这个字彻底压垮了曲如烟脑中最后一根弦,她扭头夺门而出,门外的婆子惊呼:“三娘子?”没有得到一声回应,很快便看不清她的身影。
“你和三娘子说什么了?”婆子进来问他。
晏铮翻了个身,笑道:“我好歹曾经是三娘子的小厮,三娘子人美心善,不计前嫌来和我道别罢了。”
道个别能道成那副模样?
婆子心里腹诽,但她收了银子,不好将此事闹大,骂了他几句,转身又合上门。
屋里彻底安静下来,无尽的黑暗能轻易混淆人的辨别能力。
晏铮从进京到现在,完完整整睡上一觉的次数屈指可数,饶是他也有些倦了。
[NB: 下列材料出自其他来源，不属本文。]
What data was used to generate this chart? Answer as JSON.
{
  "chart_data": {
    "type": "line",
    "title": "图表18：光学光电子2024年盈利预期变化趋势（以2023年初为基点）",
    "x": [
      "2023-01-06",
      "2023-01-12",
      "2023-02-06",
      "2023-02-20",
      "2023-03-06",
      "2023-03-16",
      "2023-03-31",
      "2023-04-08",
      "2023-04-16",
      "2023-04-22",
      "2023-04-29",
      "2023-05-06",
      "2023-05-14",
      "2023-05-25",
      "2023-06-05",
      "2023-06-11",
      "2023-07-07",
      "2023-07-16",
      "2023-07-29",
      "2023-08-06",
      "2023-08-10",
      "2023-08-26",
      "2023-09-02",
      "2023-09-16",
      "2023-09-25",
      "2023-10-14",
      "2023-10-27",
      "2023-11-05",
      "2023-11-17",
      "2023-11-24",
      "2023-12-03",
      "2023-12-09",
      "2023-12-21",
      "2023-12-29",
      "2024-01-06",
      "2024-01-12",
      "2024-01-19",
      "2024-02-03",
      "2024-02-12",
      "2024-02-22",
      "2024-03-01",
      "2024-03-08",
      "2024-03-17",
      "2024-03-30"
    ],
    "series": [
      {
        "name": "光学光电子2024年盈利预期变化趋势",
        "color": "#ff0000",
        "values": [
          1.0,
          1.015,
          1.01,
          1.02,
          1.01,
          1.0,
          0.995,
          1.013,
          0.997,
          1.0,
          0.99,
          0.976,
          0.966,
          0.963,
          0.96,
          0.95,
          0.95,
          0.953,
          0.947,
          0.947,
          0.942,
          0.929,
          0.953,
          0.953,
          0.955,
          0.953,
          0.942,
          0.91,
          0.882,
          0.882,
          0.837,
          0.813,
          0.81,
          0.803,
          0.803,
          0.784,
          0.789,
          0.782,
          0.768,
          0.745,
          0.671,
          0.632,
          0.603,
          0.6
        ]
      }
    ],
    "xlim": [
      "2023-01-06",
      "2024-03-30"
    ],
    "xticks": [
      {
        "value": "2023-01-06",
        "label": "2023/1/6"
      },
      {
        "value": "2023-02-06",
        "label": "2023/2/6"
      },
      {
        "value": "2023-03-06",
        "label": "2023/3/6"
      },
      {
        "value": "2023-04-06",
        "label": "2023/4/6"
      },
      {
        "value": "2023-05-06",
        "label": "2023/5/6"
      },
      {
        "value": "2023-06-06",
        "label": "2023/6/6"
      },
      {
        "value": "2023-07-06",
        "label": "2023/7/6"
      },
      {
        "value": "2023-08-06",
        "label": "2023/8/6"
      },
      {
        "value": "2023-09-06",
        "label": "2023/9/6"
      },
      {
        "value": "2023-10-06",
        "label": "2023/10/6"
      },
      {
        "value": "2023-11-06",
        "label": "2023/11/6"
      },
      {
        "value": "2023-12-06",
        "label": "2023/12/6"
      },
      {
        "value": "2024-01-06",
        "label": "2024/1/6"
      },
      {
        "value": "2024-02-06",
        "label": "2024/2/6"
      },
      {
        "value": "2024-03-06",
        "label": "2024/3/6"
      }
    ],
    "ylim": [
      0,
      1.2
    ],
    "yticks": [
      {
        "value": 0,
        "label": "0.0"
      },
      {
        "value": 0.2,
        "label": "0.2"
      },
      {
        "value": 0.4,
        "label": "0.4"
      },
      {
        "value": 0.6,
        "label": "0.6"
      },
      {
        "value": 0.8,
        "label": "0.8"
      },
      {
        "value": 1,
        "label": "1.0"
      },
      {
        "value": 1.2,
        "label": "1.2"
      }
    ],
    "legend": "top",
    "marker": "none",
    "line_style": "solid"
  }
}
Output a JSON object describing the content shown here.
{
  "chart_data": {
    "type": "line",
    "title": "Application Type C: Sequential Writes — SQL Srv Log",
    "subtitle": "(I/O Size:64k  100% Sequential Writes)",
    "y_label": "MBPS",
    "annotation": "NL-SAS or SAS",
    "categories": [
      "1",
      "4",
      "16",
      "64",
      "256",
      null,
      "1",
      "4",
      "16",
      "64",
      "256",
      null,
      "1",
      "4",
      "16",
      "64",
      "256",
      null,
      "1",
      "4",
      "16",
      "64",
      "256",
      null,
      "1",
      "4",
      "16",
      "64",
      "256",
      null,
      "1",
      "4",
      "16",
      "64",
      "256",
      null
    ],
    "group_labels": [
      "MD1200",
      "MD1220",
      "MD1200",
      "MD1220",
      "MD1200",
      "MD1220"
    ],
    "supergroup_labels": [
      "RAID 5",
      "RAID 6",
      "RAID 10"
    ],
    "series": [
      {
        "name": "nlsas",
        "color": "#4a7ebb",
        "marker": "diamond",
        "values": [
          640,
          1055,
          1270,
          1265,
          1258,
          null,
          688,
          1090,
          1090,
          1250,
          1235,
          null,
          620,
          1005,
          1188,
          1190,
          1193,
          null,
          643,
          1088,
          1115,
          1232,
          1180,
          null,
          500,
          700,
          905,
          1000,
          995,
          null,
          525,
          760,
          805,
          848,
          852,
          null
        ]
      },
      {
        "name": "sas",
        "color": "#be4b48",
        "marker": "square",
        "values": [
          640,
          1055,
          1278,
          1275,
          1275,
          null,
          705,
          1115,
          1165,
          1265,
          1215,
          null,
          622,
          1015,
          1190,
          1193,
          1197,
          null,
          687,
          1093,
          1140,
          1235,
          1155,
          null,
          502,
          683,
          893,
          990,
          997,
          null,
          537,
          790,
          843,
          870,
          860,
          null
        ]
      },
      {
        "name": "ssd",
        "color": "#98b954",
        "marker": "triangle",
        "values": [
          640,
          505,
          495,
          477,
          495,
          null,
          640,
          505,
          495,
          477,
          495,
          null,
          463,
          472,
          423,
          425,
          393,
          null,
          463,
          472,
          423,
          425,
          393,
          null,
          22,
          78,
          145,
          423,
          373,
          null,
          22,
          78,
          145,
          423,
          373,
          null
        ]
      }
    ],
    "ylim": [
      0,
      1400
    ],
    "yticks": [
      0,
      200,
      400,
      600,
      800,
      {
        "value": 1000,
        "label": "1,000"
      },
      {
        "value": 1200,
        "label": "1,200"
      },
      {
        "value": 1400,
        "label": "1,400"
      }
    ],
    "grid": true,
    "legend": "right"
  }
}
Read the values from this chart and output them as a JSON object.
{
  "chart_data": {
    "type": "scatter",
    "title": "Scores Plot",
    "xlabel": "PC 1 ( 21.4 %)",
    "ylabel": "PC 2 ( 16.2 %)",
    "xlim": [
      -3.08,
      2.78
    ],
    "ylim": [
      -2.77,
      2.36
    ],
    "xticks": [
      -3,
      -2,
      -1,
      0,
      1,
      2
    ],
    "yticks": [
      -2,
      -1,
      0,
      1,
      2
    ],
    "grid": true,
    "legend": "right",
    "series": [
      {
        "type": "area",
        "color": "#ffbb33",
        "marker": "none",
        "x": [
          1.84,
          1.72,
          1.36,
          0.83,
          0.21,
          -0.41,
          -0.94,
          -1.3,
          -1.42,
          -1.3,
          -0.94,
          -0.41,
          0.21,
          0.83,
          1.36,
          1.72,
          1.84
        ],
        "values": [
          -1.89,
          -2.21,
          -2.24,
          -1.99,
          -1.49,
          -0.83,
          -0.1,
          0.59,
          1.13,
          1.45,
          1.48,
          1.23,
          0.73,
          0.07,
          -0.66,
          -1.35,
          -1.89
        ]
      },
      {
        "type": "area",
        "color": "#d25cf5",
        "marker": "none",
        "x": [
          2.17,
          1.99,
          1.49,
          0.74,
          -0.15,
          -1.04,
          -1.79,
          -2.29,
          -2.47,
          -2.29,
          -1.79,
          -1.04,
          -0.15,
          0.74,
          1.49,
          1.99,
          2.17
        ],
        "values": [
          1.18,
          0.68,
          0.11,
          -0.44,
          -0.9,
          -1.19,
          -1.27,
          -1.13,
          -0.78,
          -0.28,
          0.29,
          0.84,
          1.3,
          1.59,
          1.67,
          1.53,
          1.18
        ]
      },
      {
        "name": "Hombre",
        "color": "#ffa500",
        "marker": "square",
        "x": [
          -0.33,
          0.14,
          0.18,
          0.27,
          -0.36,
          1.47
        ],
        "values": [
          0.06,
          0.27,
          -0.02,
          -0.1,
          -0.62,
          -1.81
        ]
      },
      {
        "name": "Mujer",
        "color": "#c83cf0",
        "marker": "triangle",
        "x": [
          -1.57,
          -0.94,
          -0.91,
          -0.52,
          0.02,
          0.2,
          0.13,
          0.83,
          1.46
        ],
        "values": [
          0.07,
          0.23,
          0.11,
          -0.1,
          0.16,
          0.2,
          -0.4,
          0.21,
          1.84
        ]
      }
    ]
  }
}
眼皮沉下来的最后一刹那,他仿佛在黑暗中看见曲挽香。
…要是有灯就好了。
“要是有灯,夜里的林子也并非不能进。”
晏铮倚靠在阑干上,冲身旁的曲挽香提议。
七月的凉州城,天黑得很晚。
“真的?”曲挽香拨弄钓竿,半信半疑地歪着脑袋:“若是遇上猛虎野兽,有灯也没用吧?”